Extract from interview with CEO Paul Weightman. Straits Times. May 17 2017.

The boss of a major asset manager is bullish on some of Europe's smaller cities.

"The hunt for yield has sent plenty of capital flowing into Europe's major cities but greater opportunities lie outside of the capitals and retail centres", said Cromwell Property Group chief Paul Weightman.

"In the city of London, a 3 per cent yield is considered attractive because the investor believes there's a limited downside. We have a different view," Mr Weightman told The Straits Times over lunch on Monday, during a regular visit to meet investors.

The Australian-listed property investor and fund manager manages €4 billion (S$6.2 billion) worth of assets across 24 separate funds in Europe, which tend to be invested in secondary cities. Cromwell entered Europe with the acquisition of property fund manager Valad Europe from Blackstone Group in 2015.

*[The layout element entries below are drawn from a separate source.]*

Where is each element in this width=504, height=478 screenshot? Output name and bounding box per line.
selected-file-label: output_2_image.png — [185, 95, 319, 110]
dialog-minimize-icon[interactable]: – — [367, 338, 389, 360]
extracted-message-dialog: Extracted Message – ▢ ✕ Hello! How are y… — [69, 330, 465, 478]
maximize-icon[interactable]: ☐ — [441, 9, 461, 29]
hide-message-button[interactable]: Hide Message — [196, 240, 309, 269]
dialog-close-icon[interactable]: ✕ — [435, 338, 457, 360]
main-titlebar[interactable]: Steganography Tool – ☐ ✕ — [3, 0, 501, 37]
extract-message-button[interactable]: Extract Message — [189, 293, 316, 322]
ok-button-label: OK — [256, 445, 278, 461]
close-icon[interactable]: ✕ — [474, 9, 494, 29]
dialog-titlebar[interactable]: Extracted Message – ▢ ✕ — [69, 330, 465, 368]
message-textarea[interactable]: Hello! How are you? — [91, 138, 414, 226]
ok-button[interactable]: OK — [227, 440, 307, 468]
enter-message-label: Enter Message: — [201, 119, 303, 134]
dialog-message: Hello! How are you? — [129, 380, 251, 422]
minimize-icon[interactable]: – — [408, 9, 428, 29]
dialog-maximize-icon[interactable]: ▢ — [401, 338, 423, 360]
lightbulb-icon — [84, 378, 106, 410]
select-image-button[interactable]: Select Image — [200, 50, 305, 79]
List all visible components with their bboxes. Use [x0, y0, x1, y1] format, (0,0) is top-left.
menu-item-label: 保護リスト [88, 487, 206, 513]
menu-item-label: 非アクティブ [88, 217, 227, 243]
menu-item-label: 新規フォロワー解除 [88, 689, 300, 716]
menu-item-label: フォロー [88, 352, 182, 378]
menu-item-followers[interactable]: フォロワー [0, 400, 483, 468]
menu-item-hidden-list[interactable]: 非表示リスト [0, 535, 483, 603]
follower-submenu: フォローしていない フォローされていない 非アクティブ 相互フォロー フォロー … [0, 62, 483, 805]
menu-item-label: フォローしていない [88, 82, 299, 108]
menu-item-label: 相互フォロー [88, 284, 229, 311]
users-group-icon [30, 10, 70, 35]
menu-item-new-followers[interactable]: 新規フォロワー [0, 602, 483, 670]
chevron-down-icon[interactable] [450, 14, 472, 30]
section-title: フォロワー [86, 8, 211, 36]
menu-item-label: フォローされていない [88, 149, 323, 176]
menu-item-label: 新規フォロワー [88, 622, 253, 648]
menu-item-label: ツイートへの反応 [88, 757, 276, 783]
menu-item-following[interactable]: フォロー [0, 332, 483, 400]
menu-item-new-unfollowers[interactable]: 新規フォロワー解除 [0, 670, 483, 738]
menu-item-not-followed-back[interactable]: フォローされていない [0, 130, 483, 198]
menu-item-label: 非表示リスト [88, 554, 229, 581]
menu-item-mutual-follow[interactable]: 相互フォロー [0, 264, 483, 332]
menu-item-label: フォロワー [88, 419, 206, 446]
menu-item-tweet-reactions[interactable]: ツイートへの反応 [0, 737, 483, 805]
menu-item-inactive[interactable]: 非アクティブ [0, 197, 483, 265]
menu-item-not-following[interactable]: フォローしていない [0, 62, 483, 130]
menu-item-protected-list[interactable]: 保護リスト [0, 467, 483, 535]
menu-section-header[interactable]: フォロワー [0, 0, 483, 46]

Mr Weightman was "bullish" on European real estate.

Broadly, Cromwell has identified 29 secondary cities, including Hamburg, Leon, Malmo and Milan, which it sees as benefiting from trends such as changing work patterns, urban renewal and good transport links. Manchester and Leeds are on the list too, though Mr Weightman noted that the post-Brexit uncertainty in Britain right now is still too much for his liking.

Diversity across asset classes is also important for investors to get a foothold on the Europe story, he believes: "Each market has a different fundamental. Retail in France is more challenging; Germany, we think, has been very highly priced in terms of office. Italy we're just starting to see more economic activity, particularly in the north, which will flow on to improved demand for real estate."

The light industrial sector is one that stands out for Mr Weightman. "It still has yet to attract the volume of investment that we've seen in logistics, but it presents greater opportunity for less risk. You've also got - in a lot of those light industrial and urban logistics estates - a very large portfolio of land close to the city that, in time, will present opportunities for redevelopment."

Mr Weightman also eyes very specific opportunities in markets where offshore investors and American private equity funds are less familiar. One example is Poland, the only European country to avoid a recession following the 2008 financial meltdown. A highly educated workforce, rising local living standards and a low degree of penetration in Internet shopping translates into continuing growth in consumer spending and demand for retail, Mr Weightman said.

Then there is the Netherlands, where Cromwell sees a good opportunity in the re-flotation of traditional office markets.

Mr Weightman said: "The challenge in Europe has been to find the jurisdiction that gives retail Reit investors all of the tax transparency and flexibility that they want. It's very hard for people to find the transparency and flexibility to accommodate diversified exposure."